August 6, 2003

Cosmic billiards

A probe can modify its trajectory, velocity and even its inclination relative to the ecliptic plane, without expending any extra energy. It does so by exploiting a principle of the laws of universal gravitation called gravitational assistance.
Gravity assist principle. Credits: NASA
Gravity assist principle. Credits: NASA

As the spacecraft passes in the vicinity of a planet, it comes within its gravitational influence and is pulled toward the planet. As a result, its trajectory curves and it picks up speed. The probe swings behind the planet and then slows down again as it moves away. Although the probe’s outbound velocity is the same as its velocity on arrival, the planet transfers a part of its Sun-relative velocity to the probe during the swingby.

Animation: how gravity assist works

The change in velocity and deviation of the spacecraft’s trajectory depend on the mass of the planet chosen for the flyby, and on the flyby altitude and relative velocity. If the probe swings by the planet in its direction of motion about the Sun, it picks up speed. If the flyby is in the opposite direction, the probe loses speed.
The trajectory is obviously calculated very precisely so that the spacecraft does not collide with the planet during a flyby.

This gravity assist technique is used by most interplanetary missions. For example, the Voyager probe would never have made it to Saturn, Uranus and Neptune without a gravity assist from Jupiter.
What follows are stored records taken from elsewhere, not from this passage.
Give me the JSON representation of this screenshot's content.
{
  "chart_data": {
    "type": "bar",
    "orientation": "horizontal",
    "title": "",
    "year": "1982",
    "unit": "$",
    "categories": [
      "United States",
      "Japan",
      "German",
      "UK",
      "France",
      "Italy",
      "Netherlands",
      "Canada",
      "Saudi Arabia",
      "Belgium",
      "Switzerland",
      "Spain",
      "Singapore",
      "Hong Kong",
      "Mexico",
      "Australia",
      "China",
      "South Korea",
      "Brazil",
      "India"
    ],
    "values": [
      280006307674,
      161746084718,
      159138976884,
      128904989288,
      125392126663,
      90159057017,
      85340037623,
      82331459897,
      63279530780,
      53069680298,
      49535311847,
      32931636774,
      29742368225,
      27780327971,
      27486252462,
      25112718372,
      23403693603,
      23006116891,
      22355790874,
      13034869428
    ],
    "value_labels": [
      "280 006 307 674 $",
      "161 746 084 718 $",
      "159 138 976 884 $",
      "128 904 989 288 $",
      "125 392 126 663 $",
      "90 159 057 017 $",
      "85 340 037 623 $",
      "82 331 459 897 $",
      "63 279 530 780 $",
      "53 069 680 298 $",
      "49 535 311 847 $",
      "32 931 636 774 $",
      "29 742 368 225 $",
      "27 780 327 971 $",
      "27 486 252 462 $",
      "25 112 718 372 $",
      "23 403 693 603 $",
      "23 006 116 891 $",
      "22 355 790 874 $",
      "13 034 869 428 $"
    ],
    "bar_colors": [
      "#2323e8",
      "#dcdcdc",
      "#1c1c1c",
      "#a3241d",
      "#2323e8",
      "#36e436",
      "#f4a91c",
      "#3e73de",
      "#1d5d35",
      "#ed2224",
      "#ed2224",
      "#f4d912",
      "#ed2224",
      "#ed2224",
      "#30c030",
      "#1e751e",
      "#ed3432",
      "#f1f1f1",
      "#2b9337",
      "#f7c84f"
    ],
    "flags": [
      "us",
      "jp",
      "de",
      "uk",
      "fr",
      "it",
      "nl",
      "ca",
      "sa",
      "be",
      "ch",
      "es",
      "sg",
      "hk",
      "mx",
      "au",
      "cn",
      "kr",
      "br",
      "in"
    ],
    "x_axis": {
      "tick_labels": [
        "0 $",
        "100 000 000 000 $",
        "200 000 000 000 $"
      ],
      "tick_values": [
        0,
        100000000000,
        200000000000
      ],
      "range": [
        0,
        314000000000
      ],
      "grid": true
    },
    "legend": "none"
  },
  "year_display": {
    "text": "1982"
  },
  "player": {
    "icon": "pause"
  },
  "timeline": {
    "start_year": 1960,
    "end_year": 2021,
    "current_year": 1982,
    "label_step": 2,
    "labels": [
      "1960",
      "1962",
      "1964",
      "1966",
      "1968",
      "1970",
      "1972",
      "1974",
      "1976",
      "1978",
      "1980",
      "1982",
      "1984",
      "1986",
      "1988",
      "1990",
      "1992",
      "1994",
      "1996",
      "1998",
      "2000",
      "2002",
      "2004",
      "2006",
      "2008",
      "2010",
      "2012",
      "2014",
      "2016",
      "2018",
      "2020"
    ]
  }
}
And the Galileo probe used the gravity of Jupiter’s moon Io to decelerate and go into Jovian orbit.

The Cassini-Huygens probe, scheduled to go into orbit around Saturn in 2004, completed 2 flybys of Venus in 1998 and 1999, and a gravity assist from Earth in 1999. The velocity gained from these manoeuvres took it to the outer solar system. A final gravity assist from Jupiter in 2000 gave it the energy required to reach Saturn.

CASSINI-HUYGENS orbit (ESA website)

Did you know?
Transfer orbits for economy-class interplanetary travel
The most economical way to transfer from one circular orbit to another, in the same plane and direction of travel, is to describe a half-ellipse with one end at a tangent to the initial orbit and the other to the final orbit. This type of manoeuvre—called a Hohmann transfer—in theory only requires two bursts of thrust. Hohmann transfers are used to position geostationary satellites or to send spacecraft to Mars.